Talk about a Short run: "The Martin Short Show," after only three episodes on NBC, will not be seen tonight -- because the network already has yanked the show from its schedule and sent it back for retooling. Meanwhile, another struggling series, ABC's "My So-Called Life," gets a one-shot tryout in a later, better time slot, the one that, in seven days, will be occupied by the second-season premiere of "NYPD Blue."
* "Frasier" (9-9:30 p.m., Channel 2) -- Frasier (Kelsey Grammer) sets up Daphne (Jane Leeves) with a blind date -- then gets blind-sided himself. NBC.
* "Home Improvement" (9-9:30 p.m., Channel 13) -- Tonight's plot has Tim (Tim Allen) turning 40 and worrying about his health. I did the same thing earlier this year, and have some words of advice for the "Tool Time" host: Before you request a complete physical, find out precisely what is implied by the word "complete." Nine months later, I'm still traumatized. ABC.

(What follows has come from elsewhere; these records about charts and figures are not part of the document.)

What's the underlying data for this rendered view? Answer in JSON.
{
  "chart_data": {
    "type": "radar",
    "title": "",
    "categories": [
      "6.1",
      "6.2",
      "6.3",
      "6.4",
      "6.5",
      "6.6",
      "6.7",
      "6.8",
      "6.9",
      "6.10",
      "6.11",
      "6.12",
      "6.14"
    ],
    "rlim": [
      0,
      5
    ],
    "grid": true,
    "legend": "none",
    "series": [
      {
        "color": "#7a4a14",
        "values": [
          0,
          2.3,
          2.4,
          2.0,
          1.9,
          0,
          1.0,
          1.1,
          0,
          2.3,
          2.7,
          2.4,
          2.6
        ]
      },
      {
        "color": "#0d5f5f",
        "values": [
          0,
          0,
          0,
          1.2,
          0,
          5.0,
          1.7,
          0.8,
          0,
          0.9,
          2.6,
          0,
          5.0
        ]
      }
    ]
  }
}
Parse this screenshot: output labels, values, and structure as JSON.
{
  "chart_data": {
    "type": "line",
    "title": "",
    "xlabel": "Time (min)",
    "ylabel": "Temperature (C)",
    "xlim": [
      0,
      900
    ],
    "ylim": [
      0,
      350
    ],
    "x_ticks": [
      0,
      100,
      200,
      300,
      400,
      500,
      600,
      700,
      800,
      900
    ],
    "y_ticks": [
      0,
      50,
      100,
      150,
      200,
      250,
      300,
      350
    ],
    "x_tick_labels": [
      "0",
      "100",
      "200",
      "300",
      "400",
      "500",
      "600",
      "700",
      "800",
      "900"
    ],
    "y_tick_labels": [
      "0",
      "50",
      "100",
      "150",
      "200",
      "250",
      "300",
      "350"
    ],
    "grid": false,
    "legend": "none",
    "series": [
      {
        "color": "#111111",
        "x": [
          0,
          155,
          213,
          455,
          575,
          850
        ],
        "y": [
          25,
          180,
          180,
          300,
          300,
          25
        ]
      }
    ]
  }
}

* "Gambler V: Playing For Keeps" (9-11 p.m., Channel 11) -- Part 2 of 2. In the movies, Butch Cassidy was played by Paul Newman, the Sundance Kid by Robert Redford, and Etta Place by Katharine Ross -- two impossibly handsome men and one impossibly beautiful woman. For TV, in this tacky, fifth "Gambler" western starring Kenny Rogers, we get Scott Paulin as Butch, Brett Cullen as Sundance and Mariska Hargitay as Etta. It's an Etta example of TV setting its sights too low. CBS.
* "My So-Called Life" (10-11 p.m., Channel 13) -- It was clear from the start, except to the programmers at ABC, that "My So-Called Life" was a show too mature to be stuck in an early-evening time slot. As a better-late-than-never experiment, tonight ABC presents an episode in the last, rather than first, hour of prime time. Unfortunately, it's a repeat episode, so fans of the show, having already seen this episode, might not show up, making it a rather unfair gauge of the show's ratings potential in this time slot. ABC.
* "Late Show With David Letterman" (11:35 p.m.-12:35 a.m., Channel 11) -- Tonight's scheduled guests include Quentin Tarantino, writer-director of "Pulp Fiction." Seeing how, in one of his previous scripts, Mr. Tarantino revealed a deep (though unusual) understanding of Madonna's songs, he and Mr. Letterman ought to have a lot to talk about. CBS.
* "Biography: John Cleese" (8-9 p.m., A&E) -- Great interview: Mr. Cleese is allowed, even encouraged, to be deadly serious here, showing a fascinating other side to the Minister of Silly Walks.